I will be on retreat next week, and the week after we leave to spend some time with our descendants at Pippa’s and Dyer’s new digs in Sullivan. A change is as good a rest, but a resting change is better still.

Astounding, Moving Morning

I took an easy morning run today, slow and self-indulgent, as my legs were stiff and slow. Then home for coffee and hot breakfast, and — as I sat down to eat breakfast — I check for messages and email. And what a morning it was!

Last week, Lucy Bellwood’s Tumblr page led me to a corner of the internet got excited about ‘driving a car’ along roads by manipulating Google Maps, and had a particular frisson of interest about the radio station WBOR, such that the drivers decided to head to the station at Coles Tower, Bowdoin College. Now, almost fifty years ago I had a radio show on WBOR when it was little more than a room with a record library and a studio on the first floor (US: second floor) of the Moulton Union, and when I was a child (even longer ago) my family lived in a house on 9 South Street, which lot is now a car park. I’d have left a comment to that effect if Tumblr were that sort of operation, but since it’s not I sent a wee email to Lucy Bellwood to note the way this whimsical Net event intersected with my own past life. Well, this morning I opened my email and saw an answer from her with kind words about my persistent running and blogging (Hi, Lucy!).

After I received my email, I glanced at my messaging apps, and there my undergrad roommate Matt was asking about a colourful excursion we and some friends had undertaken back in the olden days. Every now and then Matt and I check in with one another about music, since he was a tremendous influence on my taste during that period in one’s life where enthusiasms and dislikes, once formed, easily become lifelong allegiances. Splendid to hear from Matt this morning, when Lucy and I corresponded about Bowdoin’s radio station.

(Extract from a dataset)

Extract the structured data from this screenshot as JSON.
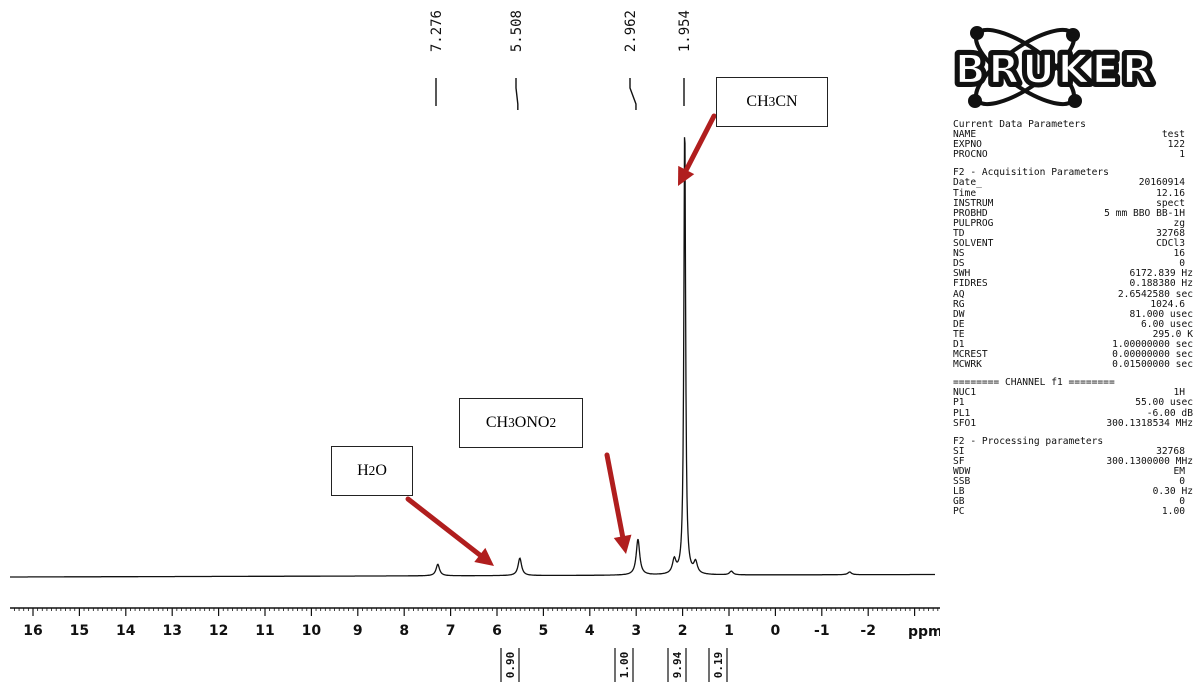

And finally, I heard from our friend John, a lawyer who (bless him!) helped me out with the legal fallout of a moving violation (it was twilight, it had rained, the road rose and curved, and I didn’t see a crosswalk in which pedestrians had started to walk). He reminded me of the details I needed to know, and caught me up on recent developments with his wife and son. We miss them lots, and Margaret and I were thrilled to hear how they’re doing.

Amaing morning. The internet — it’s not all bad.